Musaraigne de Bendire
Sorex bendirii

Information sur l’espèce

La musaraigne de Bendire est la plus grande espèce de Sorex d’Amérique du Nord. Elle mesure 154 mm de longueur et pèse 10,6 g; son pelage dorsal varie de brun foncé à noir; le dessous est brun foncé. La queue est unie et d’un brun foncé. Les grandes pattes postérieures sont munies d’une frange rigide de poils mesurant jusqu’à 1 mm de longueur.

Répartition

L’aire de la musaraigne de Bendire s’étend du nord de la Californie jusqu’à l’ouest de l’Oregon, au Washington et au sud-ouest de la Colombie-Britannique. Au Canada, la musaraigne de Bendire est confinée à la région de la vallée du Bas-Fraser dans l’extrême sud-ouest de la Colombie-Britannique, où elle s’étend vers l’est jusqu’à la rivière Chilliwack et au lac Harrison. Les basses altitudes (moins de 800 m) de la chaîne Côtière du côté nord du Fraser constituent les limites septentrionales de l’aire de répartition. Les 142 occurrences connues concernent environ 44 emplacements ou sites distincts. En se fondant sur les occurrences historiques et récentes, la zone d’occurrence mesure environ 3 350 km².

Habitat

La musaraigne de Bendire est associée aux marais de choux puants, aux habitats d’aulnes rouges riverains et lotiques, ainsi qu’aux forêts humides denses de cèdre rouge de l’Ouest. La plupart des captures ont lieu dans des habitats riverains à proximité de l’eau. Toutefois, des individus ont été capturés dans la forêt jusqu’à 25-350 m de cours d’eau. Bien que les habitats boisés soient importants, l’espèce a été trouvée en Colombie-Britannique dans des zones herbeuses non boisées longeant des fossés et des bourbiers. Il n’existe pas de données précises sur les tendances de l’habitat ni de données quantitatives relativement au taux de perte de l’habitat au cours des 10 dernières années. Cependant, les habitats de terres humides et forestiers connaissent un déclin depuis 100 ans. Les aires protégées se limitent à 26 parcs provinciaux et régionaux. Sur les terres domaniales situées à l’intérieur de l’aire de répartition connue se trouvent quatre propriétés du ministère de la Défense nationale et environ 62 terres de réserves indiennes. La proportion de l’habitat situé dans des terres publiques provinciales est faible, probablement inférieure à 20 p. 100.

Biologie

La biologie fondamentale de l’espèce a été très peu étudiée. Il s’agit essentiellement d’un insectivore qui se nourrit de larves d’insectes, de limaces, d’escargots, d’éphémères et de vers de terre. Au moins 25 p. 100 de ses proies sont aquatiques. La musaraigne de Bendire, semi-aquatique, peut nager et plonger sous l’eau. Elle est capable de nager sans interruption pendant un maximum de 3,5 minutes et de demeurer sous l’eau 60 secondes. La période de reproduction s’étend de février à août, et les femelles produisent deux ou trois portées de cinq à sept jeunes. La durée d’une génération est d’environ un an.

Taille et tendances des populations

Il n’existe pas d’estimation de la densité de la population de cette espèce dans aucune partie de son aire de répartition, et le nombre total d’individus ainsi que le nombre d'individus adultes au Canada sont inconnus. La musaraigne de Bendire semble rare sur toute son aire de répartition. Les fluctuations annuelles de la population sont également inconnues. Les tendances à long terme de la population ne peuvent qu’être inférées à partir de rapports anecdotiques et de preuves de captures historiques.
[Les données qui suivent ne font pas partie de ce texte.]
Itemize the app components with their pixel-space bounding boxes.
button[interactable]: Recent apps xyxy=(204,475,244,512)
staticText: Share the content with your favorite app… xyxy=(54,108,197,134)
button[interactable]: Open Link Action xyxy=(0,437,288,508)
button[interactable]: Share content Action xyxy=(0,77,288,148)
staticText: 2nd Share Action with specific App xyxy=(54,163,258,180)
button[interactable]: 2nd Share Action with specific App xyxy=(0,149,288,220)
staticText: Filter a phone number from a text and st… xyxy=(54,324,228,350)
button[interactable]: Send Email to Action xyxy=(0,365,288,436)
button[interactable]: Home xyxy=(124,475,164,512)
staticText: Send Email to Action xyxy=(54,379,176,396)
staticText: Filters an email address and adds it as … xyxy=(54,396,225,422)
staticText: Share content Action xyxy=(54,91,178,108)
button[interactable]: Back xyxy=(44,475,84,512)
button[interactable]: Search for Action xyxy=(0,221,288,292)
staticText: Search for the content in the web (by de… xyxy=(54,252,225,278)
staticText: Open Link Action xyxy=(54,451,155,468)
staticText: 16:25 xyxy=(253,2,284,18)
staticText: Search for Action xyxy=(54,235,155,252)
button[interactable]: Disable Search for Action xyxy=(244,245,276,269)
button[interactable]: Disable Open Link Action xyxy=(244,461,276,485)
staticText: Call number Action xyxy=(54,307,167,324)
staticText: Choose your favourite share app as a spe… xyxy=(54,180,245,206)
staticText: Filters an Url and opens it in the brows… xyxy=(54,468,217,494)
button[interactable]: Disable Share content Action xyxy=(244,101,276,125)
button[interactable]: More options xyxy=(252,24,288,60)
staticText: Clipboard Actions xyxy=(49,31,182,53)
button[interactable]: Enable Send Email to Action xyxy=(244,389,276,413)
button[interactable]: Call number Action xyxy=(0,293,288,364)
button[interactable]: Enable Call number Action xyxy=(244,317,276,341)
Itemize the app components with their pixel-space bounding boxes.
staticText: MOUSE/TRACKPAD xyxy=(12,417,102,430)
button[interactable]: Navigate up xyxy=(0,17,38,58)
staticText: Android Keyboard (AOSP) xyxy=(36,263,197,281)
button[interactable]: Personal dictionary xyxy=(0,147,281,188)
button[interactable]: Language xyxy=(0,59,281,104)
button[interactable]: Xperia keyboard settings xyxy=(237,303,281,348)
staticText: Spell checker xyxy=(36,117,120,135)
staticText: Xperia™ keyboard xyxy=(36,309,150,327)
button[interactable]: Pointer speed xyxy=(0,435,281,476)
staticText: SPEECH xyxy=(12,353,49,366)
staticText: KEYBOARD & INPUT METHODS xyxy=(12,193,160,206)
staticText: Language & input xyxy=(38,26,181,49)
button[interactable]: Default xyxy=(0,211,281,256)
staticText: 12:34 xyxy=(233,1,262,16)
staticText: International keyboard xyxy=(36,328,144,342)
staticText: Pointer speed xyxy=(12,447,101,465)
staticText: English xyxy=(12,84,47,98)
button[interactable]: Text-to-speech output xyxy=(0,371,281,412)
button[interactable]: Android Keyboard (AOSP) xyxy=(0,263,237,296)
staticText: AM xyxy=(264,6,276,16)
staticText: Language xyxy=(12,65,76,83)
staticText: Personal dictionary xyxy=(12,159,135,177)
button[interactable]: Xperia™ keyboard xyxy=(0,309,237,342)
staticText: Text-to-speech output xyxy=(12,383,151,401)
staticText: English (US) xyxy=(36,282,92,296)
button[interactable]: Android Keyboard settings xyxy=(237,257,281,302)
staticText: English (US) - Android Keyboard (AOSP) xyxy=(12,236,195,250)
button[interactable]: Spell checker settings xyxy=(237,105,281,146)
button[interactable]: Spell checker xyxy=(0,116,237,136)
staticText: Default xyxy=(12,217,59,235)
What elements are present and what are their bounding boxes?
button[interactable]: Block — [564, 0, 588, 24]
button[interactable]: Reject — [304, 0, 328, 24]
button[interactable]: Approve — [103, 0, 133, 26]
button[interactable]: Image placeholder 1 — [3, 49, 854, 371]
Facteurs limitatifs et menaces

Au Canada, la répartition de la musaraigne de Bendire coïncide avec une zone fortement urbanisée où l’aménagement et la modification de l’habitat sont rapides. La rareté de l’espèce, ajoutée au fait qu’elle se limite aux habitats riverains et humides, la rend vulnérable aux pertes, fragmentations et dégradations de son habitat attribuables à l’aménagement. En effet, l’aménagement résidentiel, commercial, industriel et récréatif, comme les terrains de golf, réduit la superficie des zones boisées et des habitats riverains en bordure de ruisseaux ou de terres humides et la gestion des écoulements et des eaux pluviales y cause une dégradation de l’habitat.

Importance de l’espèce

La musaraigne de Bendire fait partie de la faune de la région côtière du Pacifique, un groupe de mammifères côtiers s’étendant du nord de la Californie à la Colombie-Britannique et au sud-est de l’Alaska.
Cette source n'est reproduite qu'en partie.